The child of divorced parents, Donald Ware remained close to both throughout their lives. He overcame a severe childhood illness and went on to thrive as a dancer and hard worker. Despite his growing up with more awareness of life’s possibilities than its limitations, a childhood experience at a segregated lunch counter cast a shadow over the young life of this African-American.

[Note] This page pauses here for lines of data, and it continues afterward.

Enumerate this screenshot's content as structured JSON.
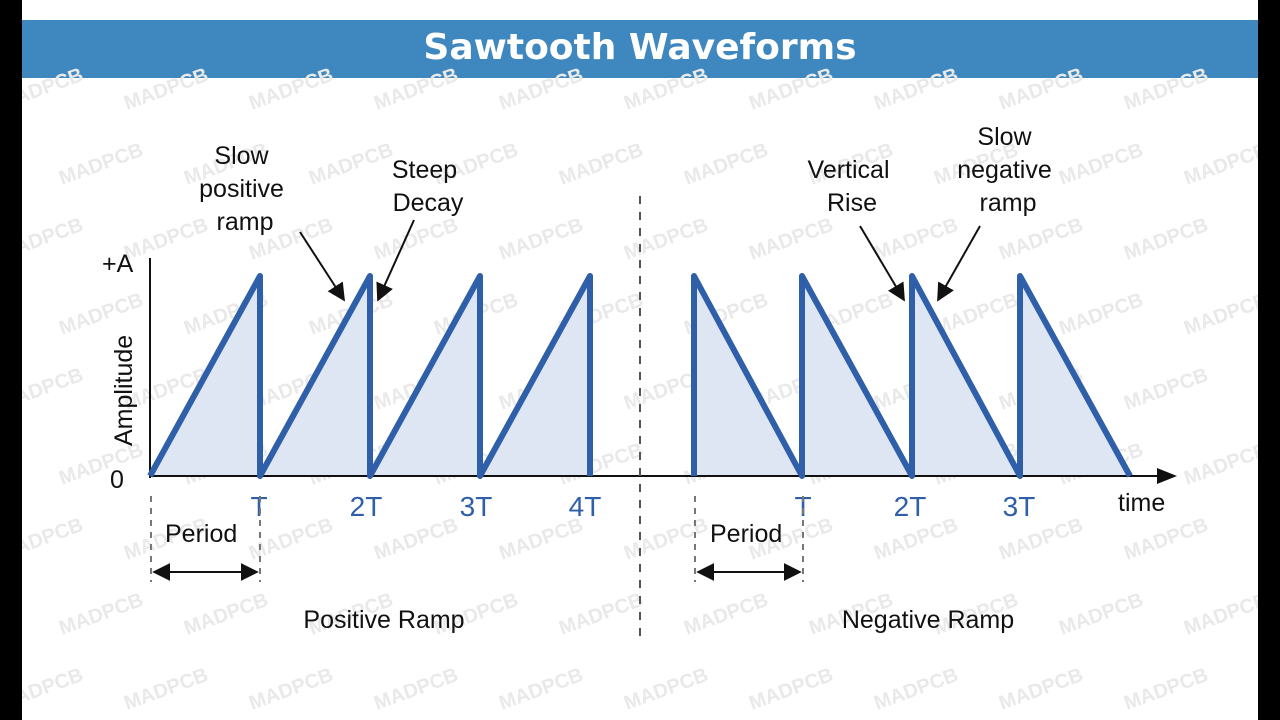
{
  "title": "Sawtooth Waveforms",
  "watermark": "MADPCB",
  "colors": {
    "title_bar": "#3f88bf",
    "wave": "#2f5fa8",
    "fill": "#dde6f2",
    "tick": "#2f5fa8"
  },
  "axis": {
    "y_label": "Amplitude",
    "y_top": "+A",
    "y_zero": "0",
    "x_label": "time"
  },
  "positive": {
    "section_label": "Positive Ramp",
    "ticks": [
      "T",
      "2T",
      "3T",
      "4T"
    ],
    "period_label": "Period",
    "annotations": {
      "slow_ramp": [
        "Slow",
        "positive",
        "ramp"
      ],
      "steep_decay": [
        "Steep",
        "Decay"
      ]
    }
  },
  "negative": {
    "section_label": "Negative Ramp",
    "ticks": [
      "T",
      "2T",
      "3T"
    ],
    "period_label": "Period",
    "annotations": {
      "vertical_rise": [
        "Vertical",
        "Rise"
      ],
      "slow_ramp": [
        "Slow",
        "negative",
        "ramp"
      ]
    }
  }
}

Ware went to medical school and earned several prestigious memberships, honors, and residencies, then was thrown for a loop when the hospital that employed him began revoking his privileges for reasons that are never made clear. He sued and ultimately won a generous settlement.
If the book had confined its scope to Ware’s medical career alone, it would still feel overstuffed at 108 pages. But many of the pages are also taken up with photographs and descriptions of religious messages that Ware has seen in burning candles, incense smoke, or etched into his windows and mirrors. (The photos are murky and difficult to discern, as in the “Lioness, majestic and regal, holding a flaming torch” that the author claims to have seen in the melting wax of a candle.) Ware clearly has strong convictions, but by trying to do so much in this short space, he doesn’t do service to any of his many topics.
Additionally, overuse of bold type and all caps for emphasis often leaves the reader feeling shouted at.
The Chariot Has Come could be an inspiring story, but it needs editing for tone, clarity and focus. As written, it presents many obstacles to enjoyment.